A Christian man in his twenties was reportedly shot and killed by a Muslim co-worker in Pakistan after refusing to convert to Islam, Pakistani and Christian news sites are reporting.
The incident, which occurred last Wednesday, came on the heels of a new study which reported that hundreds of Christian and Hindu women in Pakistan are forced to convert to Islam every year.
The 22-year-old named Haroon began a new job as a cleaner at a bank in Lahore just days before his death, according to the reports. That’s where he began working with a Muslim security guard identified as Umer Farooq.
“Farooq mocked Haroon’s Christian faith on a daily basis” and tried to convince him to embrace Islam, Pakistan Christian Post reported.
The British advocacy group the Center for Legal Aid and Settlement (CLAAS), which monitors persecution of Christians in Pakistan, said in a statement that Farooq had promised Haroon a life of luxury and marriage to a wealthy Muslim woman if only he would convert.
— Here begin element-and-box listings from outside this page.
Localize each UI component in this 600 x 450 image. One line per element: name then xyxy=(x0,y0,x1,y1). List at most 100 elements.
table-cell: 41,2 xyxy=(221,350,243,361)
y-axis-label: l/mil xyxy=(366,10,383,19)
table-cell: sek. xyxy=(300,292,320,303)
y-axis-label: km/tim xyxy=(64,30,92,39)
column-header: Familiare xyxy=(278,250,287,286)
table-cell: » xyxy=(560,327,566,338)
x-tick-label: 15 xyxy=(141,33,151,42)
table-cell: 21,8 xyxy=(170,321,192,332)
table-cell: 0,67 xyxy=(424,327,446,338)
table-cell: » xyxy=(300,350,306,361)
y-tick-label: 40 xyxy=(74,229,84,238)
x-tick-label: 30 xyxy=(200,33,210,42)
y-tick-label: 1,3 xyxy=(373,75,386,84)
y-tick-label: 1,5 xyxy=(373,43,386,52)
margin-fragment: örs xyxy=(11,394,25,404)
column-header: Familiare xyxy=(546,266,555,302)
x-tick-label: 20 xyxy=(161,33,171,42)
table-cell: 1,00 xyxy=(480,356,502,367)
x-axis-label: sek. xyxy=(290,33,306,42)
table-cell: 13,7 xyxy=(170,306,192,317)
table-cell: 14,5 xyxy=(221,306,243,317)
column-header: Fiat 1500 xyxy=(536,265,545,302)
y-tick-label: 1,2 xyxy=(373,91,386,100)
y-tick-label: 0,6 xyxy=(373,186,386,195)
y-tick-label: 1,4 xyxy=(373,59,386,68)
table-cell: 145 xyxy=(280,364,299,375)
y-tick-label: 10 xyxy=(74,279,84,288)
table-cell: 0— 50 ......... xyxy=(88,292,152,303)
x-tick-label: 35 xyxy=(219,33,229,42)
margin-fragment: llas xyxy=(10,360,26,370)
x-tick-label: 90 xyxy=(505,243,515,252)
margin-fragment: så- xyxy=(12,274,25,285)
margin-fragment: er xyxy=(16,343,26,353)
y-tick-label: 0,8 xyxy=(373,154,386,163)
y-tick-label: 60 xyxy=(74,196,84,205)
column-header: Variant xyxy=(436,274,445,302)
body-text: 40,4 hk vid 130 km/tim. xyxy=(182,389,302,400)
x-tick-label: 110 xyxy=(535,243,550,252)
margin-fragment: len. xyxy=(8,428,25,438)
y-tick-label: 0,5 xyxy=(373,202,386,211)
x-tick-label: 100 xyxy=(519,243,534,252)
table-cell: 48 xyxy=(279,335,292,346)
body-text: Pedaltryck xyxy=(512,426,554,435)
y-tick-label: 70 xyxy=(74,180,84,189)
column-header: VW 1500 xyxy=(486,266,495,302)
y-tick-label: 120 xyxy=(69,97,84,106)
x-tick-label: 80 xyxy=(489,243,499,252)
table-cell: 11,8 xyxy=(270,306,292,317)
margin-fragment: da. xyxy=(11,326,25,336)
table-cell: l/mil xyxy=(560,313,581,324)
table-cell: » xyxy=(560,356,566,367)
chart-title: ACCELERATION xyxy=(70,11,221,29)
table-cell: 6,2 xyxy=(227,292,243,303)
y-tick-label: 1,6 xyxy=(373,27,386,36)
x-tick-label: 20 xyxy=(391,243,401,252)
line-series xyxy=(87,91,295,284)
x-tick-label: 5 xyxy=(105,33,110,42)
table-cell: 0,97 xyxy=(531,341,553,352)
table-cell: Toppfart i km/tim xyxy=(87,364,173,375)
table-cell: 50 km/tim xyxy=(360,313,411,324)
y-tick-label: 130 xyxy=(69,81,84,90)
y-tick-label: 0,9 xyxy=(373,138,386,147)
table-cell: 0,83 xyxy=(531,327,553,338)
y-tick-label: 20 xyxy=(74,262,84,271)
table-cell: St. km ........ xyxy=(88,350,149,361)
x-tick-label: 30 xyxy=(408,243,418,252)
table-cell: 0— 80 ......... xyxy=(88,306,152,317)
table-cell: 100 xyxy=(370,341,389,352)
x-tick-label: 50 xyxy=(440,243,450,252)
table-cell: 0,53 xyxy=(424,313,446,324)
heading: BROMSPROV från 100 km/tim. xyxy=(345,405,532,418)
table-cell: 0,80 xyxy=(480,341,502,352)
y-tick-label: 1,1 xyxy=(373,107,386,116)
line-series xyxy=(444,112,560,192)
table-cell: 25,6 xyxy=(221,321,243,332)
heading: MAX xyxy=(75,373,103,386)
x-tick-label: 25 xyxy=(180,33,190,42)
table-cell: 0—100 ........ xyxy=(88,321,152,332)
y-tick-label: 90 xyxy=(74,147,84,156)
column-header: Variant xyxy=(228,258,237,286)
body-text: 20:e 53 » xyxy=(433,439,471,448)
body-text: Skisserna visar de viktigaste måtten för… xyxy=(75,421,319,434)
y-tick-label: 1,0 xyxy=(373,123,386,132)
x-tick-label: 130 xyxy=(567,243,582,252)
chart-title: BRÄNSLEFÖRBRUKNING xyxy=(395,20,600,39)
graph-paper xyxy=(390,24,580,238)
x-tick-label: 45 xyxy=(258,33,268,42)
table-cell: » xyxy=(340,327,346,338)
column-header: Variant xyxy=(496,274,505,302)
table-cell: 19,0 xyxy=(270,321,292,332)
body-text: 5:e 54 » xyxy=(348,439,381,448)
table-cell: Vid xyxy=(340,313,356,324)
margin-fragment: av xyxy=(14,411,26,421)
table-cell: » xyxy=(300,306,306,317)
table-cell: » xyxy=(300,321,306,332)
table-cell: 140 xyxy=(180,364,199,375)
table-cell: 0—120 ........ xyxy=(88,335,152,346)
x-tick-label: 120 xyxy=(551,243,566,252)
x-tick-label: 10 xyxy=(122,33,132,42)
According to various reports, Haroon refused.
When Haroon went to work on April 16, the conversation over faith again resumed, CLAAS said.
Again hearing his colleague refused to convert away from Christianity, Farooq reportedly then shot Haroon in the head. Christian Today reported that Farooq later said Haroon had tried to kill himself.
The Religious Freedom Coalition reported the security guard had also told police his co-worker – the father of two young children – had “looked depressed.”
But Haider Masih, father of the deceased, was quoted by the Religious Freedom Coalition saying his son “was a lively young man” who had shown no signs of depression.
The British monitoring group CLAAS said that while police took the guard into custody, they did not file the documentation known as a First Information Report necessary to proceed with a criminal case in Pakistan.
The local Christian community later protested at the police station, after which the paperwork was reportedly filed. The case is currently under investigation with the suspect still in police custody.
Nasir Saeed, director of CLAAS-UK, said, “Justice must be seen to be done and Farooq must be charged with murder, and punished for killing Haroon, just because he refused to forsake his faith and bow to the pressure being placed on him.”
Earlier this month, a report issued by the Pakistani human rights group the Movement for Solidarity and Peace estimated that about 1,000 Christian and Hindu girls and women between the ages of 12 and 25 in Pakistan each year are forced to convert away from their faiths and marry Muslim men.
Christian Today called the study “extremely alarming,” because Christians – who make up less than 5% of the population – are such a small minority in the majority Muslim country.
Earlier this month, a Pakistani Christian couple was sentenced to death after being accused of sending a text message to a local Muslim leader insulting the prophet Mohammed. The couple has denied the charges and says they will appeal.